The Wicked Virgin

By: Cassandra Dee



But in the back of my mind, I knew the truth. It wasn’t the dry cleaners, it’s me. I’m a curvy girl, the kind with generous boobs, wide hips, and a round, juicy ass. I’ve always been bigger, so to say, and it’s always a challenge to find clothes, especially work clothes that fit my Jessica Rabbit proportions.

So sighing, I shook my head, there wasn’t much I could do about it right now. Making sure I looked presentable with one last desperate tug at my skirt, a little shimmy of my hips, I grabbed my bag and raced out the door. The 301 bus comes only once an hour, so if I wanted to make my ride it’d be a hustle. It’s a solid hour commute each way and I planned on doing a little reading on the ride, maybe try to study up on organic chemistry.

Because in addition to my full time job, I’m also a student at Hudson University. It’s a tough load to juggle but I don’t really have a choice. In fact, I’m only in college thanks to a wonderful guidance counselor, Ms. Lincoln, who encouraged me to apply, told me I had the grades and grit to make it.
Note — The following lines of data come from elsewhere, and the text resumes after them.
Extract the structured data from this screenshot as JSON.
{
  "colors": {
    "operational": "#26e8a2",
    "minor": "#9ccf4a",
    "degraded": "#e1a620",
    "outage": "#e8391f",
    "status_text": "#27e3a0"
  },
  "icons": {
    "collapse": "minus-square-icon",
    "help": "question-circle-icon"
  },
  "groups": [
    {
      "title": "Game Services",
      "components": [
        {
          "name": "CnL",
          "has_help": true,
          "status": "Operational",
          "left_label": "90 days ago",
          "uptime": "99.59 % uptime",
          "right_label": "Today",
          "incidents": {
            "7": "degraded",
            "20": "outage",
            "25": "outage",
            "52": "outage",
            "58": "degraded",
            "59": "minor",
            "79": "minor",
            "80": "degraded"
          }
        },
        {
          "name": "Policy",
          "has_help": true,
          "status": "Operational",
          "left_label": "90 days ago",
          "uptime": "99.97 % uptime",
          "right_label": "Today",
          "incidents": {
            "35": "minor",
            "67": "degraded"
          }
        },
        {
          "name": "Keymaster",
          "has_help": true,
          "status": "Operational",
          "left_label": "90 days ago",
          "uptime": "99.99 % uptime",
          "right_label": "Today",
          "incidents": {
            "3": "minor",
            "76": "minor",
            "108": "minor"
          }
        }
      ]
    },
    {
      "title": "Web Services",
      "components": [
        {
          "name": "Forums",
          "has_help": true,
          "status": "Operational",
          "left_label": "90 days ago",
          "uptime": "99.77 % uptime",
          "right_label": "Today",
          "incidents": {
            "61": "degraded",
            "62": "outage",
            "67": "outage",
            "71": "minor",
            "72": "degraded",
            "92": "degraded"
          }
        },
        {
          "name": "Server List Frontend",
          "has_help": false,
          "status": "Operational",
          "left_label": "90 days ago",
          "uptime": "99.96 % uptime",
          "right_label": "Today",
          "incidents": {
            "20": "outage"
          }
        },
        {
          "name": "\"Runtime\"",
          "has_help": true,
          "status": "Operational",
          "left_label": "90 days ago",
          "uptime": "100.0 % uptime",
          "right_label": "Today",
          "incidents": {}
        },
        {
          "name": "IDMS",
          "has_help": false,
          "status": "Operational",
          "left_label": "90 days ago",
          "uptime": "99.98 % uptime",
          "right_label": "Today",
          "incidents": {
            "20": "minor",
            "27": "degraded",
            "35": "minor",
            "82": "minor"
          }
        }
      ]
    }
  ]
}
So with a trembling hand, I’d filled out the zillion forms, not expecting much, and was genuinely surprised when a fat envelope arrived in the mail.

Tearing open the FedEx package, I’d gasped and colored, suffused with happiness. They liked me! I was in! A letter from the Dean himself stating, “Hudson University is happy to offer you admission …”

But that’s when the fairy tale ended. Because right behind the admission letter was my financial aid offer, and my eyes immediately started welling up when I saw the number. Had they missed a zero? Or maybe there was a typo, this couldn’t be right. But there’d been no mistake, it was my name and social security number at the top. Hudson was “pleased” to offer me five thousand dollars of grant money per year, renewable for four years.

But that was the problem. Five thousand was a pittance, a mere drop in the bucket. Tuition is FIFTY-five thousand per year. So by the end of year four, I’d be two hundred thousand dollars in the hole if and when I graduated.

But Ms. Lincoln hadn’t been wrong when she said I was full of grit and determination. I put a resume up on Monster and started applying furiously, throwing myself at any and every job although at seventeen, I didn’t have much experience except for a past stint flipping burgers and some random babysitting gigs.

But the stars aligned in my favor and I was called in for an interview with Luxor Corporation, a real estate conglomerate in Midtown. It’s owner and CEO is Nick Martin, billionaire playboy and handsome as fuck man about town, in the news as often for his latest female conquest as his most recent business acquisition. But that had nothing to do with me. I’d applied for a low-level role, just one step up from intern, I’d never see the top dog himself.

And when I got the position, it never occurred to me that I’d have occasion to meet Mr. Martin. In fact, in the three months I’ve been here, I still don’t know where he sits, what he does, or even caught a glimpse of the man. I’d love to, sure, just to see if Nick Martin’s as hot as he looks in the papers, but unfortunately billionaire CEOs don’t come by the basement very often, Mr. Martin’s probably in a glass penthouse in the sky, about as far from me as you can get.

Because yeah, I sit underground now, in the sub-basement really. I used to have a desk on the third floor with a bunch of other marketing folks but when my boss got into a motorcycle accident, stuck in the hospital indefinitely, HR moved me down here.

It’s a terrible location. I’m right next to the boiler, so it’s really hot and I often have to undo the top two buttons on my blouse just to cool down a bit. Plus, there’s no one else around. I’m literally alone down here, in a tiny little office with no windows, the hallway outside silent, floors polished, only the occasional whine of building machinery coming on with a heavy metallic creak.

And so I’ve been coming to work each day, letting myself in, wandering the halls by myself. At first, I tried my best to hold down the fort without my boss, to be his representative, but it didn’t really work. When clients realized that an eighteen year-old girl was now the only person in Interactive Marketing, they slowly disappeared, finding other outlets, other resources to handle their needs. So now I sit at my desk and read the Employee Handbook, peruse random marketing texts trying to teach myself the ins and outs of this job. But it’s impossible to fill eight hours a day and most of the time I’m on my own.